Жакаль кивнул головой, как бы говоря:
– Ну, да, – я так и знал.
– Да, да, вы смотрите… – начал было Карманьоль.
– Ведь это он?
– Я узнал его по крику, а потому и поторопился. Я тут же сказал ла Барбет: «Слышала? Это Воль-о-Ван с нами прощается».
– Он уже умер?
– Умер самым прочным образом и больше уже не встанет.
– Вдове его будет назначен пенсион в двести франков! – торжественно произнес Жакаль. – А теперь надо осмотреть этот вертеп.
Зал оказался ротондой в шестьдесят метров в диаметре и столько же в высоту. Выкрашенные простой известкой стены сходились в куполообразный свод, в вершине которого было оставлено для освещения круглое пространство, прикрытое стеклянным павильоном, а пол был вымощен плитой.

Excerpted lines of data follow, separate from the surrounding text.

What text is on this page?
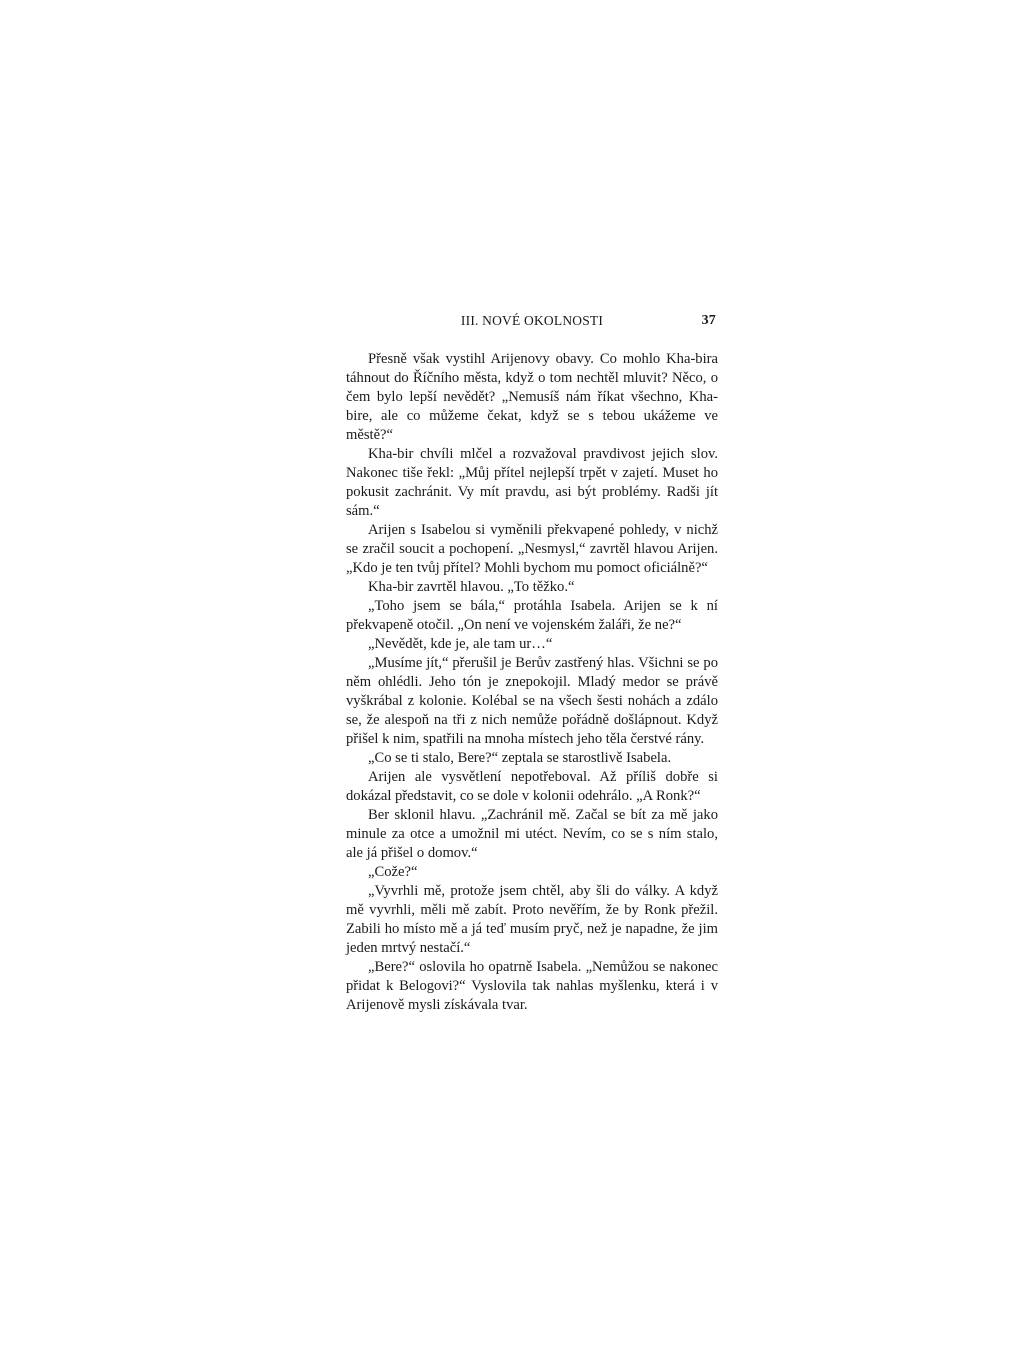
III. NOVÉ OKOLNOSTI	37

Přesně však vystihl Arijenovy obavy. Co mohlo Kha-bira táhnout do Říčního města, když o tom nechtěl mluvit? Něco, o čem bylo lepší nevědět? „Nemusíš nám říkat všechno, Kha-bire, ale co můžeme čekat, když se s tebou ukážeme ve městě?“

Kha-bir chvíli mlčel a rozvažoval pravdivost jejich slov. Nakonec tiše řekl: „Můj přítel nejlepší trpět v zajetí. Muset ho pokusit zachránit. Vy mít pravdu, asi být problémy. Radši jít sám.“

Arijen s Isabelou si vyměnili překvapené pohledy, v nichž se zračil soucit a pochopení. „Nesmysl,“ zavrtěl hlavou Arijen. „Kdo je ten tvůj přítel? Mohli bychom mu pomoct oficiálně?“

Kha-bir zavrtěl hlavou. „To těžko.“

„Toho jsem se bála,“ protáhla Isabela. Arijen se k ní překvapeně otočil. „On není ve vojenském žaláři, že ne?“

„Nevědět, kde je, ale tam ur…“

„Musíme jít,“ přerušil je Berův zastřený hlas. Všichni se po něm ohlédli. Jeho tón je znepokojil. Mladý medor se právě vyškrábal z kolonie. Kolébal se na všech šesti nohách a zdálo se, že alespoň na tři z nich nemůže pořádně došlápnout. Když přišel k nim, spatřili na mnoha místech jeho těla čerstvé rány.

„Co se ti stalo, Bere?“ zeptala se starostlivě Isabela.

Arijen ale vysvětlení nepotřeboval. Až příliš dobře si dokázal představit, co se dole v kolonii odehrálo. „A Ronk?“

Ber sklonil hlavu. „Zachránil mě. Začal se bít za mě jako minule za otce a umožnil mi utéct. Nevím, co se s ním stalo, ale já přišel o domov.“

„Cože?“

„Vyvrhli mě, protože jsem chtěl, aby šli do války. A když mě vyvrhli, měli mě zabít. Proto nevěřím, že by Ronk přežil. Zabili ho místo mě a já teď musím pryč, než je napadne, že jim jeden mrtvý nestačí.“

„Bere?“ oslovila ho opatrně Isabela. „Nemůžou se nakonec přidat k Belogovi?“ Vyslovila tak nahlas myšlenku, která i v Arijenově mysli získávala tvar.
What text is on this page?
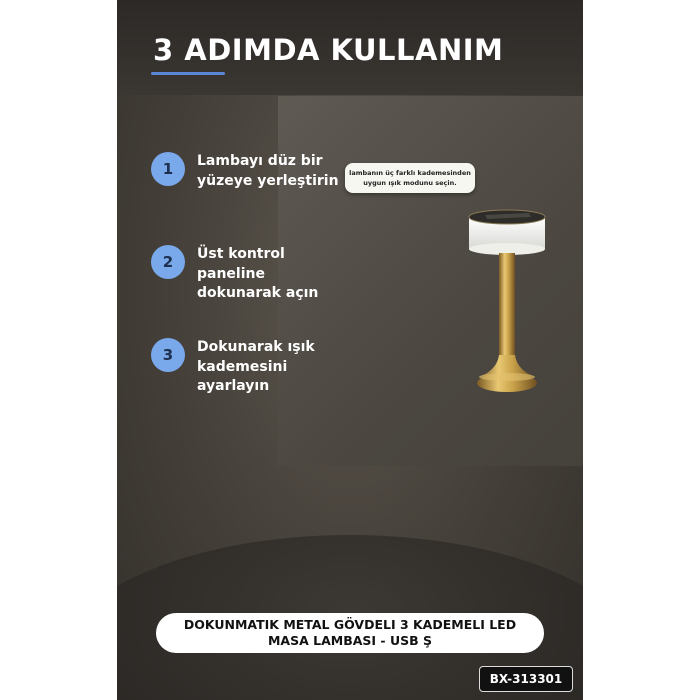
3 ADIMDA KULLANIM
1	Lambayı düz bir yüzeye yerleştirin
2	Üst kontrol paneline dokunarak açın
3	Dokunarak ışık kademesini ayarlayın
lambanın üç farklı kademesinden uygun ışık modunu seçin.
DOKUNMATIK METAL GÖVDELI 3 KADEMELI LED MASA LAMBASI - USB Ş
BX-313301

Как раз под отверстием проломленного павильона лежало изуродованное тело Воль-о-Вана.
В той стороне, которая соприкасалась с домом ла Барбет, в стене виднелся пролом, футах в двенадцати над полом. В этом проломе стояла со свечкой в руках какая-то старуха и с любопытством заглядывала вниз.
Признаков, обыкновенно отличающих жилые постройки, здесь не было никаких: ни мебели, ни печей, – везде полнейшая пустота, точно в развалине какой-нибудь циклопской постройки.
Жакаль прошел вдоль стен, пристально разглядывая их, и на лбу у него выступил холодный пот от чувства оскорбленного самолюбия. Теперь не оставалось сомнения в том, что он одурачен.